Chap 7 : Poursuite – épisode 2 – Extrait

Une fois la zone vérifiée et moi – un peu – calmé, nous nous préparâmes à explorer l’endroit. Fred et Luc s’équipèrent donc de combinaisons, moi, d’un nouveau bracelet de téléportation, puis nous nous rendîmes tous les trois à la surface de la petite lune de glace, laissant Scylla nous superviser depuis la haute atmosphère. Ca me fit du bien d’utiliser mon énergie pour m’adapter physiquement à ce terrain parce que, plus je m’épuisais, moins je réfléchissais. En plus, au-delà du léger soulagement de me dégourdir les jambes, le froid apaisa aussi un peu ma fièvre hargneuse car, sans exagérer, tout mon corps fumait à la manière d’une cocotte-minute en plein hiver. En fait, comme je ne décolérais pas et que j’alternais entre épisodes de dépression et d’hystérie, j’avais parfois l’impression que mon corps allait s’enflammer spontanément ou que mon cerveau allait imploser, et régulièrement, je ne faisais plus la différence entre mes sensations et celles de Caysha – a fortiori avec des visions en plus… Par exemple, j’avais toujours le goût du sang dans la bouche et une odeur de métal brûlé dans le nez.

Néanmoins, malgré mes difficultés de concentration, j’ai aidé les autres à fouiller les épaves et les ruines à la recherche de plans de vol ou de n’importe quel autre élément pouvant nous permettre d’en apprendre plus sur le réseau de contrebandiers ou la Fédération d’Akuartas. Nous y passâmes la journée, à retourner le moindre morceau de métal, le moindre cadavre carbonisé, n’importe quoi susceptible de nous aiguiller. D’ailleurs, autant les autres furent assez prudents dans leurs fouilles – certaines carcasses étaient assez instables – autant, de mon côté, l’expression qui résume le mieux ma ʺ méthode ʺ est le ménage par le vide. Ah ça, j’envoyais tout valser sur mon passage et valait mieux pas rester sur mon chemin. Résultat des courses, au final, mes compagnons couvrirent moins de 0,5% du site, tandis que je retournais littéralement tout le reste, aidé de ma vitesse dix fois supersonique. Mais bon, même très minutieux, tout ce que nous trouvâmes ce sont des épaves parfaitement nettoyées, comme si les pillards avaient pris un soin tout particulier à faire disparaître la moindre trace pouvant relier ce relais au reste de la Guilde. La première fois que j’y étais venu, j’avais déjà ouïe dire que les autorités de la Fédération, sous l’égide d’un certain Gouverneur Général Kiliki, ne plaisantaient pas avec la piraterie. Je ne fus donc que moyennement surpris de voir que toutes traces d’activités compromettantes avaient été effacées de cet endroit. A l’évidence, être un pirate à la solde de la Guilde ne devait vraiment pas être une vocation de tout repos, dans cette partie de l’univers.

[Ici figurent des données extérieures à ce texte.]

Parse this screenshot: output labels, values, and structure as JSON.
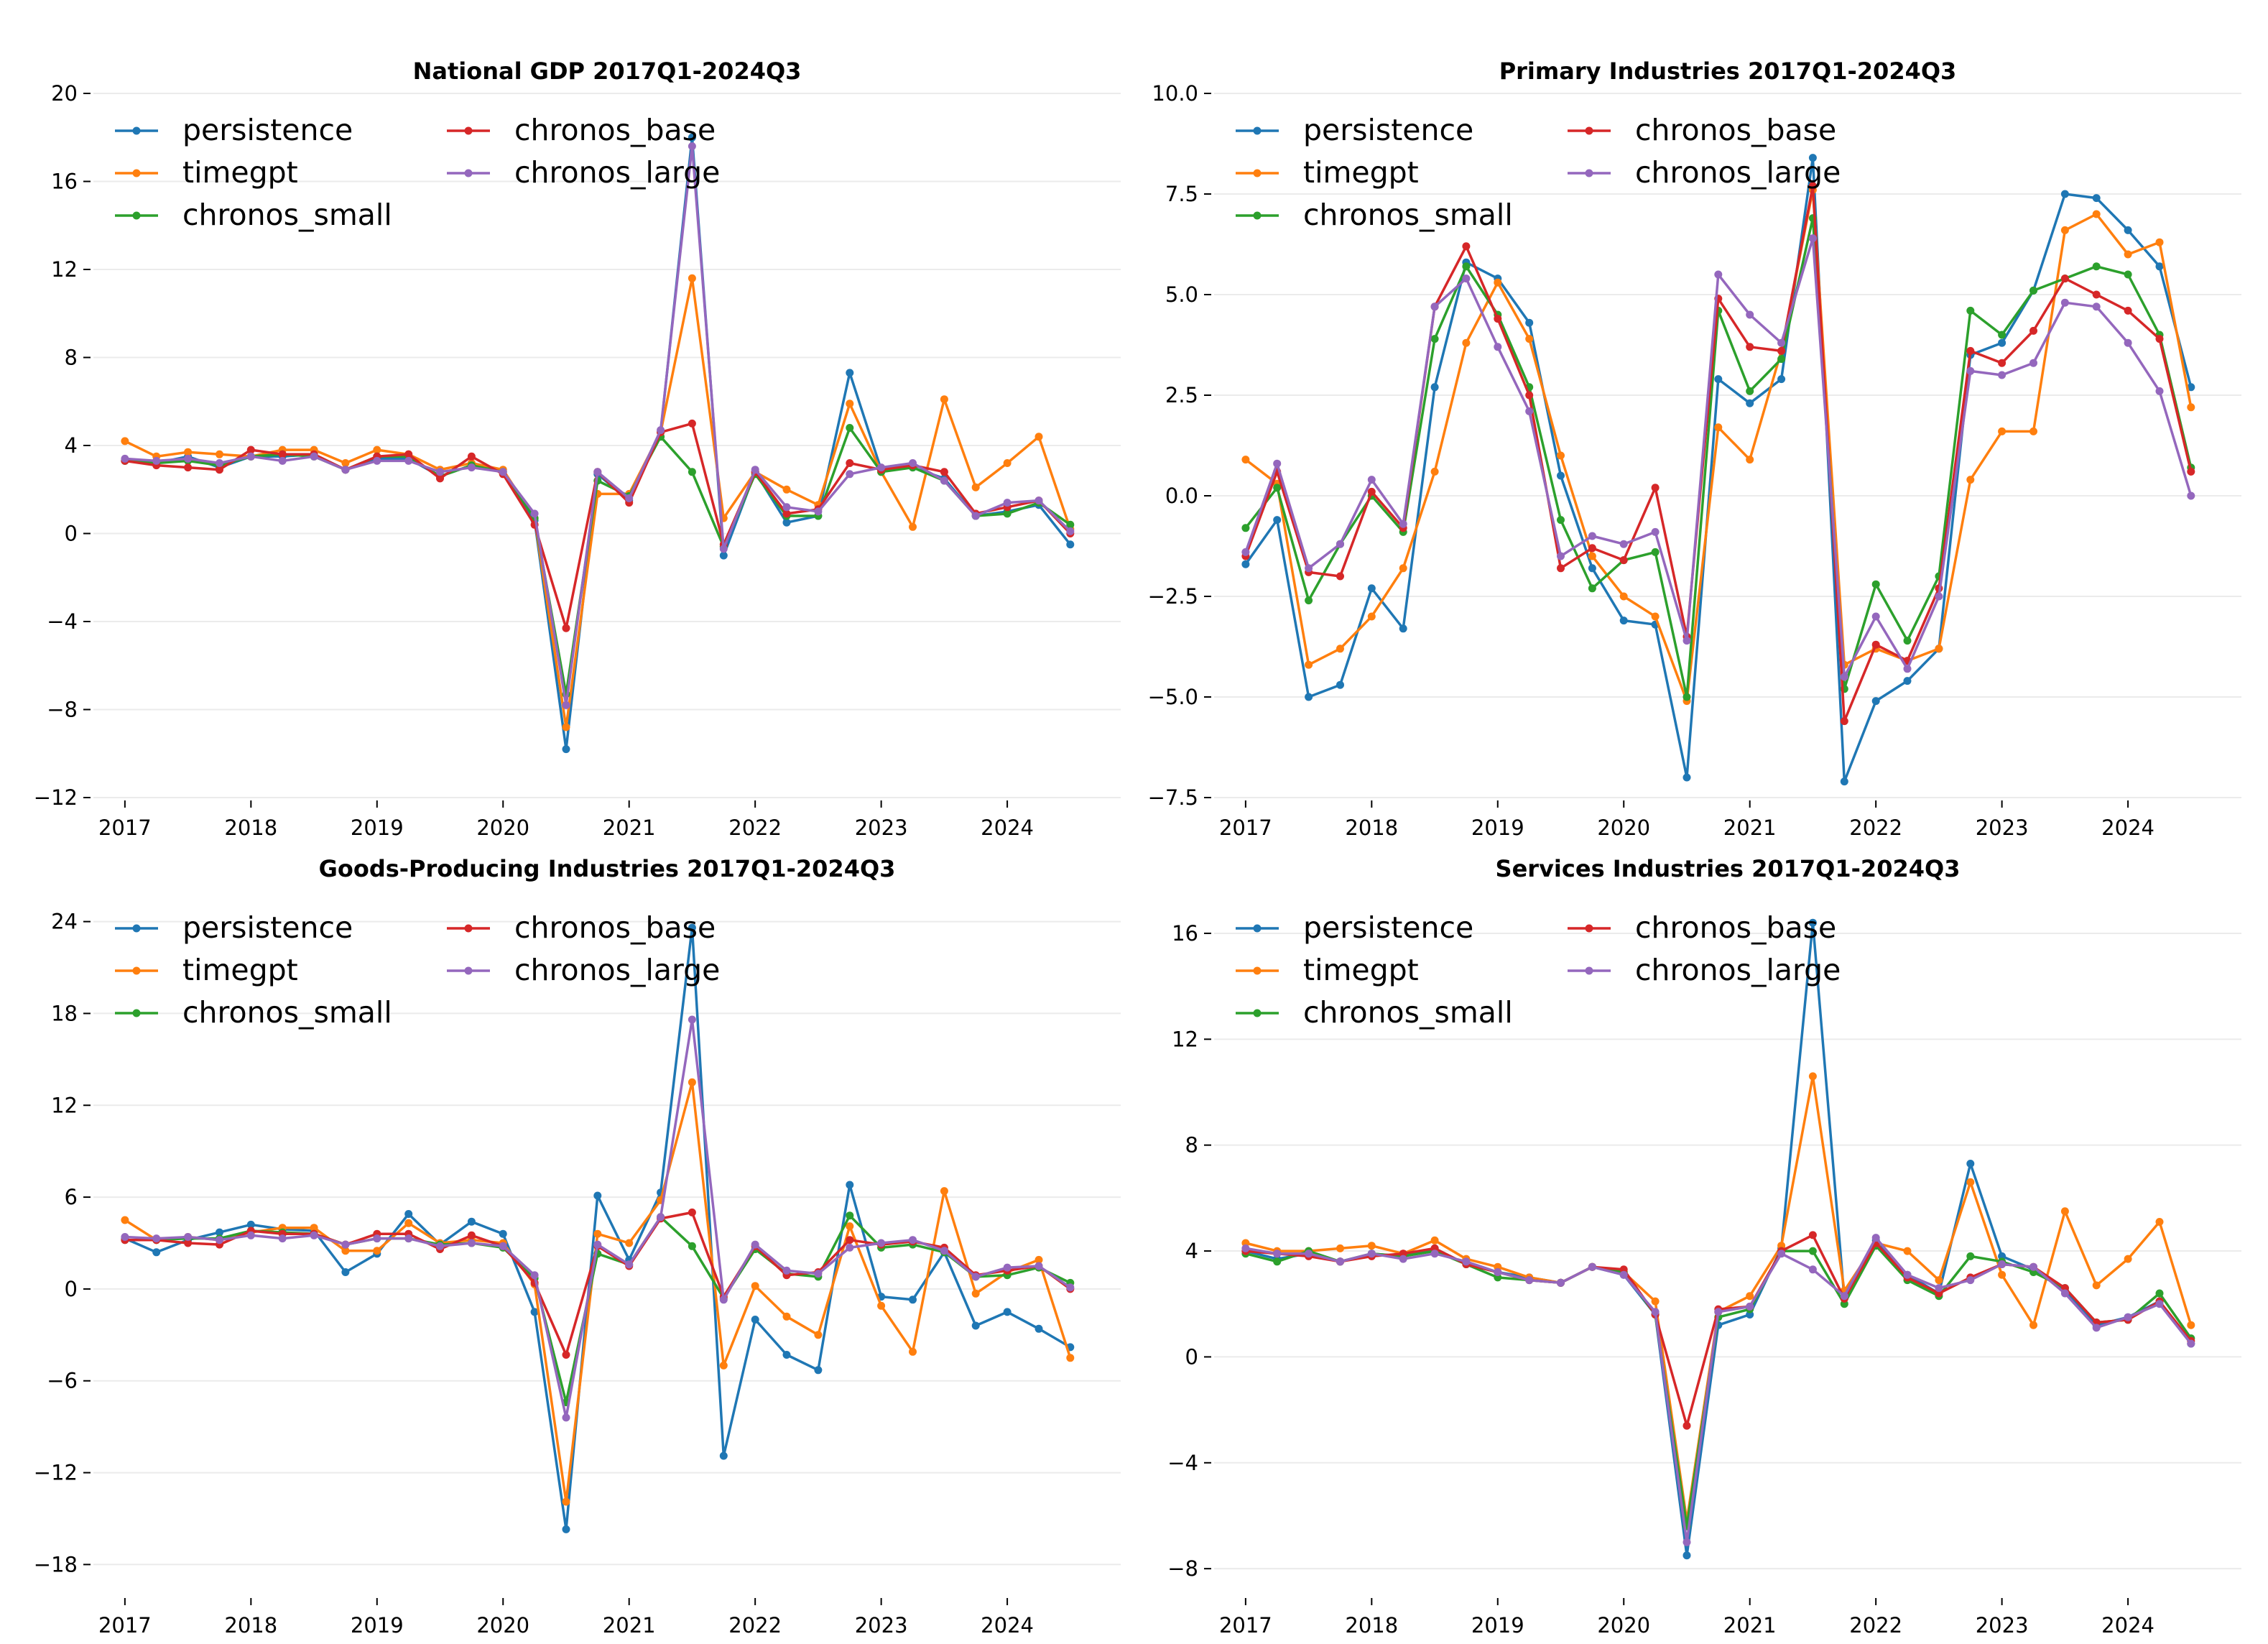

Je vais être honnête, même si nous n’attendions rien d’extraordinaire de ces fouilles,  nous fumes quand même très déçus et frustrés de finir bredouilles. En dernier recours, nous décidâmes donc de partir à la recherche de l’épave de la raie Manta volante d’Egoran, que ma sorcière était parvenue à mettre en panne, à environ quatre jours de vol du relais en ruines. Enfin, quatre jours pour ce vieux coucou, dont en plus, nous ignorions la réelle vitesse de pointe, ne voulaient pas forcément dire quatre jours pour nous. Ben oui, pour rappel, notre petite bohème n’était pas prévue pour avancer par propulsion mais par téléportations successives.